Schweizer Brennkirschen
Der Großteil der Schweizer Brennkirschen stammt noch von Hochstammbäumen. Ihr Anteil ist jedoch rückläufig; zunehmend werden sie in niederstämmigen Kirschbaumkulturen angebaut. 1971 wurden noch 1'133'855 Hochstammbäume gezählt, 1991 nur noch 802'205. Zum Schutz der Landschaft und zur Erhaltung bestimmter Vogelarten und notwendiger Insekten soll jedoch der hochstämmige Kirschenanbau weiterhin gepflegt werden. Zu den bedeutendsten Produktionsgebieten gehören die Nordwest- und die Innerschweiz, aber auch die Kantone Bern, Aargau, Zürich und Thurgau. Kirschen, auch Brennkirschen, unterliegen starken Witterungseinflüssen. Die verarbeitete Brennkirschenmenge liegt zwischen rund 4'000 Tonnen (1997) und 20'000 Tonnen (1992). Der Schweizer Jahreskirschverbrauch lag 2005 noch bei 150'000 Liter 100 % Vol., was nur noch 2500 Tonnen Schweizer Brennkirschen entspricht.
Deutsche Brennkirschen
In Deutschland ist das Kirschwasser aus den Randzonen des badischen Schwarzwaldes besonders bekannt, wo seit langer Zeit spezielle hochstämmige Süßkirschsorten wie z. B. die Schwarzkirsche angebaut werden, welche meist in der Region vor langer Zeit selektiert wurden. Der Anbau und die Verwertung von Brennkirschen und die Verwertung ist für viele bäuerliche Betriebe eine wichtige Erwerbsquelle. Allerdings nimmt die Bedeutung auch hier ab, da der Absatz an Kirschwasser rückläufig ist. Der Bestand von in Streuobstwiesen angebauten Kirschbäumen wird weniger gepflegt und verringert sich daher zusehends. Auch in anderen Regionen wie beispielsweise Franken, Rheingau und Rheinhessen wird Kirschwasser produziert.
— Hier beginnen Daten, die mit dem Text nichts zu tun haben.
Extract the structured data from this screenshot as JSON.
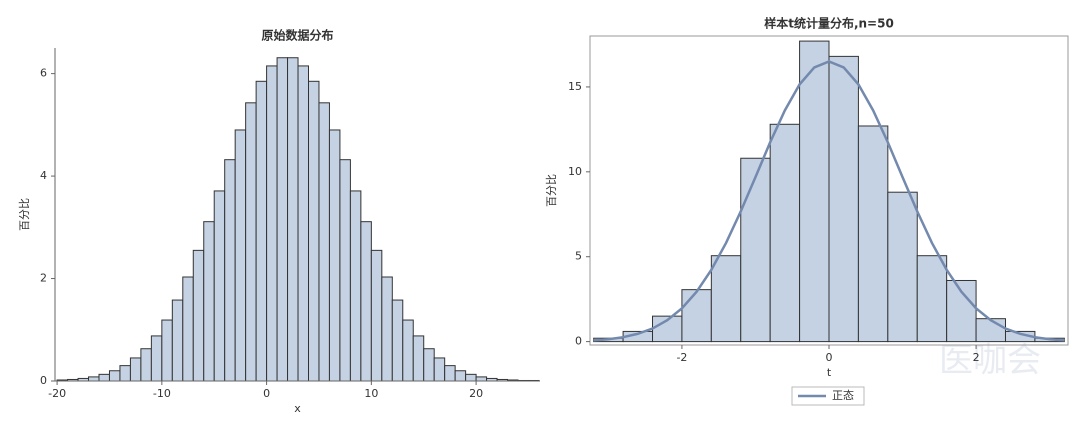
{
  "chart_data": [
    {
      "type": "histogram",
      "title": "原始数据分布",
      "x_label": "x",
      "y_label": "百分比",
      "bins": [
        -20,
        -19,
        -18,
        -17,
        -16,
        -15,
        -14,
        -13,
        -12,
        -11,
        -10,
        -9,
        -8,
        -7,
        -6,
        -5,
        -4,
        -3,
        -2,
        -1,
        0,
        1,
        2,
        3,
        4,
        5,
        6,
        7,
        8,
        9,
        10,
        11,
        12,
        13,
        14,
        15,
        16,
        17,
        18,
        19,
        20,
        21,
        22,
        23,
        24,
        25,
        26
      ],
      "values": [
        0.02,
        0.03,
        0.05,
        0.08,
        0.13,
        0.2,
        0.3,
        0.45,
        0.63,
        0.88,
        1.19,
        1.58,
        2.03,
        2.55,
        3.11,
        3.71,
        4.32,
        4.9,
        5.43,
        5.85,
        6.15,
        6.31,
        6.31,
        6.15,
        5.85,
        5.43,
        4.9,
        4.32,
        3.71,
        3.11,
        2.55,
        2.03,
        1.58,
        1.19,
        0.88,
        0.63,
        0.45,
        0.3,
        0.2,
        0.13,
        0.08,
        0.05,
        0.03,
        0.02,
        0.01,
        0.01
      ],
      "color": "#c5d2e3",
      "xlim": [
        -20.2,
        26.1
      ],
      "ylim": [
        0,
        6.5
      ],
      "xticks": [
        -20,
        -10,
        0,
        10,
        20
      ],
      "yticks": [
        0,
        2,
        4,
        6
      ]
    },
    {
      "type": "histogram",
      "title": "样本t统计量分布,n=50",
      "x_label": "t",
      "y_label": "百分比",
      "bins": [
        -3.2,
        -2.8,
        -2.4,
        -2,
        -1.6,
        -1.2,
        -0.8,
        -0.4,
        0,
        0.4,
        0.8,
        1.2,
        1.6,
        2,
        2.4,
        2.8,
        3.2
      ],
      "values": [
        0.2,
        0.6,
        1.5,
        3.06,
        5.06,
        10.8,
        12.8,
        17.7,
        16.8,
        12.7,
        8.8,
        5.06,
        3.6,
        1.35,
        0.6,
        0.2
      ],
      "color": "#c5d2e3",
      "curve": {
        "name": "正态",
        "color": "#7389ad",
        "x": [
          -3.2,
          -3,
          -2.8,
          -2.6,
          -2.4,
          -2.2,
          -2,
          -1.8,
          -1.6,
          -1.4,
          -1.2,
          -1,
          -0.8,
          -0.6,
          -0.4,
          -0.2,
          0,
          0.2,
          0.4,
          0.6,
          0.8,
          1,
          1.2,
          1.4,
          1.6,
          1.8,
          2,
          2.2,
          2.4,
          2.6,
          2.8,
          3,
          3.2
        ],
        "values": [
          0.07,
          0.14,
          0.26,
          0.46,
          0.77,
          1.26,
          1.96,
          2.94,
          4.23,
          5.81,
          7.67,
          9.69,
          11.74,
          13.62,
          15.15,
          16.15,
          16.5,
          16.15,
          15.15,
          13.62,
          11.74,
          9.69,
          7.67,
          5.81,
          4.23,
          2.94,
          1.96,
          1.26,
          0.77,
          0.46,
          0.26,
          0.14,
          0.07
        ]
      },
      "xlim": [
        -3.25,
        3.25
      ],
      "ylim": [
        -0.2,
        18
      ],
      "xticks": [
        -2,
        0,
        2
      ],
      "yticks": [
        0,
        5,
        10,
        15
      ]
    }
  ],
  "watermark": "医咖会"
}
Österreichische Brennkirschen
In Österreich ist insbesondere Vorarlberg bekannt für Obstbrände und Kirschwasser, das vor allem in der Gemeinde Fraxern gebrannt wird.
Literatur
- Hans Joachim Pieper, Ernst-Erich Bruchmann, Erich Kolb: Technologie der Obstbrennerei. 1. Auflage. Eugen Ulmer, Stuttgart 1977, ISBN 3-8001-5814-0.